Jamband. Psychobilly. Tesh-esque. Is it just me, or does genre labeling only lead to more angst and less interest? Now while I'm not ready to dump dream-pop into the same category as the redundant splatter I first mentioned, the term is beginning to reach the same level of hostility from disgruntled melophobians. [I looked it up so you don't have to; it means fear of music.] True, at its worst, dream-pop can be absurdly self-indulgent, sloppy trance-outs played by bands that are trying to mask how cheesy and immature their actual songs are. But at its best, it's simple melodies intelligently layered with a fine ear to detail performed by true music-fans who want to create the same warmth and safe-drifting territory as their preceding forefathers of pop -- good, tangible, from the heart pop. So I'm here to say "Have no fear! The first go-round was a little rough, but this year's dream-pop is off the mother fucking chain!" If the task of sorting through Pitchfork's rating system seems far too daunting, here are my top 5 must-haves on your playlist for 2010's Summer of Dream-Pop.
Beach House - Teen Dream
Perhaps the most literal embracers of said classification, Beach House's 2010 release lifts them from the basement drone-stagger scene and puts them at the forefront of today's mellow psychedelia. Picture beaches, and uh… dreams. No seriously, this is melt in the sand music. It's a lot like crossing Belle & Sebastian with My Bloody Valentine, and exists in that drifting realm where those two naturally meet: B & S at their heaviest and MBV at their most delicate.

The XX - XX
They're a bunch of incredibly melancholy looking young 20's folk from the U.K. and at first listen their album can seem far too distant. The backbeat comes and gos when it pleases, and initially seems to leave gaps in the flow of some rather delicate music. But upon further listen, you realize the gaps are all part of the breathing of the songs and the entire album. There is an eerie, almost personified darkness that respires within The XX, but the more you accept it for what it is, the more you feel the sun push through the cracks in the spaceship's hull. Give it time and it reaches deep.
Caribou - Swim
Caribou has always been an electronic act first and a live band second, but in recent years the full band controlled by Daniel Victor Snaith has taken on new life. Sometimes highlighted by double drum-kits, the live versions of Snaith's albums are an entirely different beast. However, this all thrives on the initial album-tracks, and on Swim he has reached a new level of simplistic perfection. Gentle vocals float on top of house-beats and drippy guitar sweeps, and sometimes when your headphones make you start to levitate, you forget how hard you'd be dancing if your feet were on the ground. Maybe the ideal album to sneak your electonica friends into the world of independent melodies.
Yeasayer - Odd Blood
At times this latest group of Brooklyn tripsters can sound incredibly poppy. Enough so that you'll think to yourself, "Gee, maybe the general public could get this music and it could be on the radio." Then some psychedelic fader drips in a laser beam and you remember that shit can freak the gen pop out. They write good basic songs, but they're also suckers for full experimentation, so things can often move in unforeseen directions. Some tunes sound huge and epic like The Arcade Fire, and some tunes have an intelligent basement sound much akin to Tapes and Tapes or other off-the-grid song-focused bands. Obviously, the best is when all these genres happen together.

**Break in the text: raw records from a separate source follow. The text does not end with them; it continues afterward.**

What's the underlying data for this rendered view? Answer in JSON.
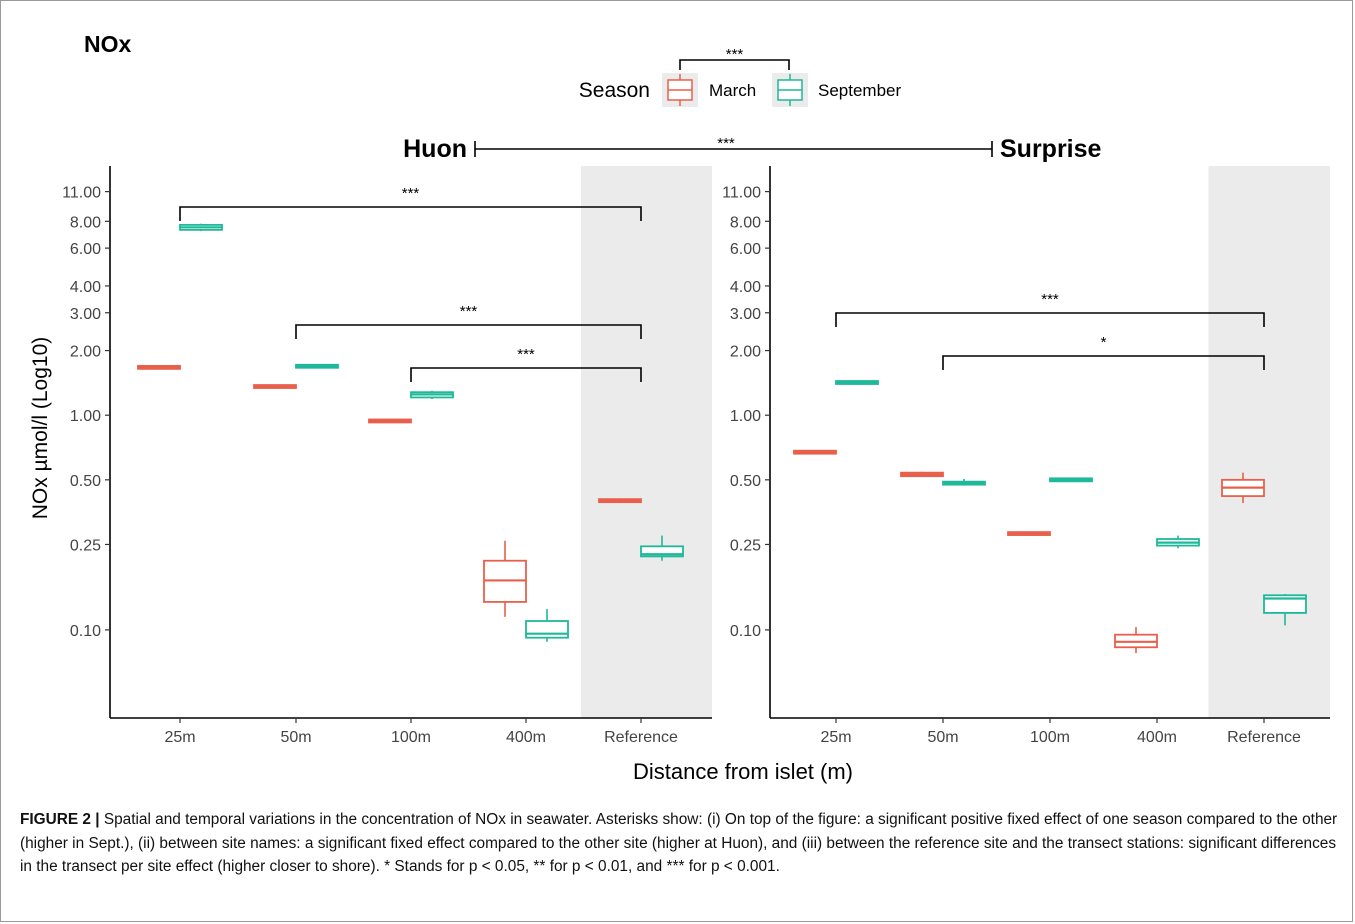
{
  "figure": {
    "title": "NOx",
    "legend": {
      "title": "Season",
      "entries": [
        {
          "label": "March",
          "color": "#e8604c"
        },
        {
          "label": "September",
          "color": "#1fb89a"
        }
      ],
      "significance": "***"
    },
    "panels_sig": "***",
    "xlabel": "Distance from islet (m)",
    "ylabel": "NOx µmol/l (Log10)"
  },
  "caption": {
    "label": "FIGURE 2 |",
    "text": " Spatial and temporal variations in the concentration of NOx in seawater. Asterisks show: (i) On top of the figure: a significant positive fixed effect of one season compared to the other (higher in Sept.), (ii) between site names: a significant fixed effect compared to the other site (higher at Huon), and (iii) between the reference site and the transect stations: significant differences in the transect per site effect (higher closer to shore). * Stands for p < 0.05, ** for p < 0.01, and *** for p < 0.001."
  },
  "chart_data": [
    {
      "type": "box",
      "title": "Huon",
      "categories": [
        "25m",
        "50m",
        "100m",
        "400m",
        "Reference"
      ],
      "shaded_category": "Reference",
      "yscale": "log10",
      "yticks": [
        "11.00",
        "8.00",
        "6.00",
        "4.00",
        "3.00",
        "2.00",
        "1.00",
        "0.50",
        "0.25",
        "0.10"
      ],
      "series": [
        {
          "name": "March",
          "color": "#e8604c",
          "boxes": [
            {
              "min": 1.66,
              "q1": 1.66,
              "median": 1.67,
              "q3": 1.68,
              "max": 1.68
            },
            {
              "min": 1.33,
              "q1": 1.34,
              "median": 1.36,
              "q3": 1.38,
              "max": 1.39
            },
            {
              "min": 0.92,
              "q1": 0.93,
              "median": 0.94,
              "q3": 0.95,
              "max": 0.96
            },
            {
              "min": 0.115,
              "q1": 0.135,
              "median": 0.17,
              "q3": 0.21,
              "max": 0.26
            },
            {
              "min": 0.39,
              "q1": 0.395,
              "median": 0.4,
              "q3": 0.405,
              "max": 0.41
            }
          ]
        },
        {
          "name": "September",
          "color": "#1fb89a",
          "boxes": [
            {
              "min": 7.2,
              "q1": 7.3,
              "median": 7.5,
              "q3": 7.7,
              "max": 7.8
            },
            {
              "min": 1.67,
              "q1": 1.68,
              "median": 1.69,
              "q3": 1.7,
              "max": 1.71
            },
            {
              "min": 1.19,
              "q1": 1.21,
              "median": 1.25,
              "q3": 1.28,
              "max": 1.3
            },
            {
              "min": 0.088,
              "q1": 0.092,
              "median": 0.096,
              "q3": 0.11,
              "max": 0.125
            },
            {
              "min": 0.21,
              "q1": 0.22,
              "median": 0.225,
              "q3": 0.245,
              "max": 0.275
            }
          ]
        }
      ],
      "comparisons": [
        {
          "from": "25m",
          "to": "Reference",
          "label": "***"
        },
        {
          "from": "50m",
          "to": "Reference",
          "label": "***"
        },
        {
          "from": "100m",
          "to": "Reference",
          "label": "***"
        }
      ]
    },
    {
      "type": "box",
      "title": "Surprise",
      "categories": [
        "25m",
        "50m",
        "100m",
        "400m",
        "Reference"
      ],
      "shaded_category": "Reference",
      "yscale": "log10",
      "yticks": [
        "11.00",
        "8.00",
        "6.00",
        "4.00",
        "3.00",
        "2.00",
        "1.00",
        "0.50",
        "0.25",
        "0.10"
      ],
      "series": [
        {
          "name": "March",
          "color": "#e8604c",
          "boxes": [
            {
              "min": 0.66,
              "q1": 0.665,
              "median": 0.67,
              "q3": 0.68,
              "max": 0.685
            },
            {
              "min": 0.515,
              "q1": 0.52,
              "median": 0.53,
              "q3": 0.54,
              "max": 0.545
            },
            {
              "min": 0.275,
              "q1": 0.278,
              "median": 0.28,
              "q3": 0.284,
              "max": 0.287
            },
            {
              "min": 0.078,
              "q1": 0.083,
              "median": 0.088,
              "q3": 0.095,
              "max": 0.103
            },
            {
              "min": 0.39,
              "q1": 0.42,
              "median": 0.46,
              "q3": 0.5,
              "max": 0.54
            }
          ]
        },
        {
          "name": "September",
          "color": "#1fb89a",
          "boxes": [
            {
              "min": 1.4,
              "q1": 1.41,
              "median": 1.42,
              "q3": 1.43,
              "max": 1.44
            },
            {
              "min": 0.47,
              "q1": 0.475,
              "median": 0.48,
              "q3": 0.49,
              "max": 0.505
            },
            {
              "min": 0.495,
              "q1": 0.497,
              "median": 0.5,
              "q3": 0.503,
              "max": 0.505
            },
            {
              "min": 0.24,
              "q1": 0.247,
              "median": 0.255,
              "q3": 0.265,
              "max": 0.275
            },
            {
              "min": 0.105,
              "q1": 0.12,
              "median": 0.14,
              "q3": 0.145,
              "max": 0.147
            }
          ]
        }
      ],
      "comparisons": [
        {
          "from": "25m",
          "to": "Reference",
          "label": "***"
        },
        {
          "from": "50m",
          "to": "Reference",
          "label": "*"
        }
      ]
    }
  ]
}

Phantogram - Eyelid Movies
You can't deny how fly that album title is, nor can you deny how fly this duo from Saratoga is. Yep, just another self-produced break-beat dream-pop act from the Springs dropping the dopest album of the year. Wait, Saratoga? No way. Anyway, there's no reason to mention how heart-breakingly beautiful Sarah Barthel is, because her voice alone will rip you apart. Some rapper is going to hear this album soon and want to sample every song, but until then we can just bask in the head-nod. These songs are beat-heavy, but beautiful, and open, and spacious, and you'll want to be the first to turn everybody you know onto it.